Our hypothesis is that biogeochemical transformations of bioavailable fraction of iHg and MeHg leave a clear spatiotemporal signal in their stable isotopic composition. Simultaneously and because passive diffusion of DGT resembles microbial passive uptake of neutral species in aerobic conditions, these results can further constrain ligand and speciation controls over bioavailable fraction. Together, niche-specific environmental properties of methylation can be defined; leading ultimately to the identification of water-borne methylating microorganisms.

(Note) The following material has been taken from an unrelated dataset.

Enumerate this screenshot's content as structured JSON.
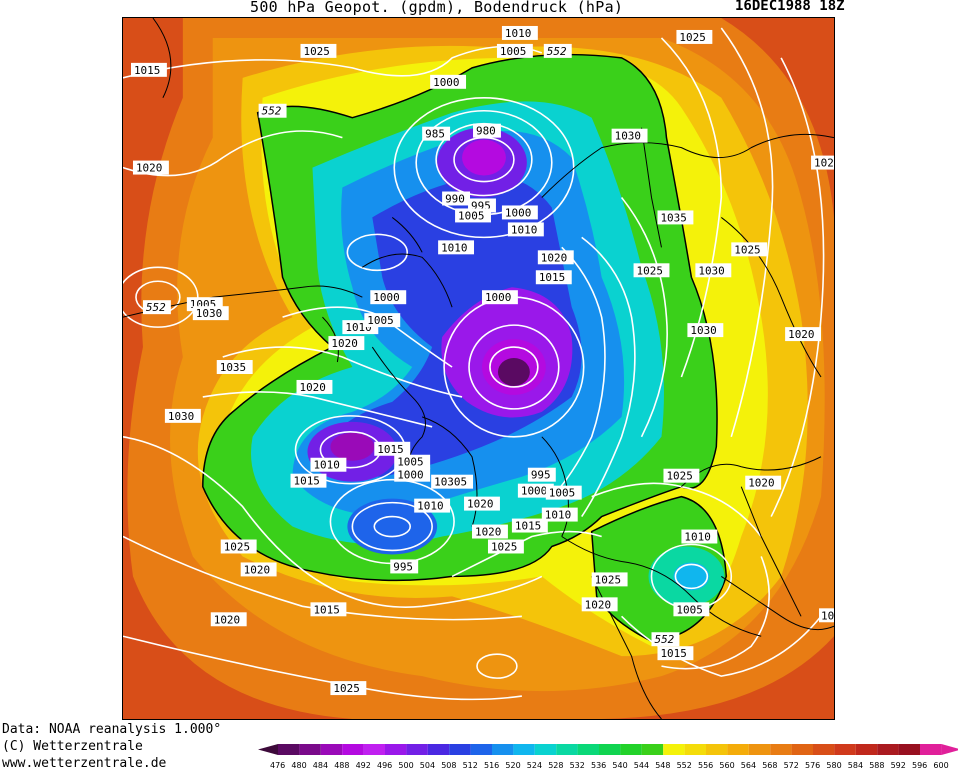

Two main project goals are (1) to describe biogeotransformations acting upon Hg bioavailable fraction using stable isotopes; and (2) to characterize likely methylation donors and methylatable iHg complexes in situ. We will achieve that through (1) validation of DGT-stable isotope technique; (2) DGT diffusive layer augmentation; and (3) in situ deployments. Ultimately, joined results +will be integrated in 3-D maps representing distribution of methylatable iHg complexes, bioavailable species and stable isotope signals of both. This will be a completely new perspective in Hg biogeochemistry research.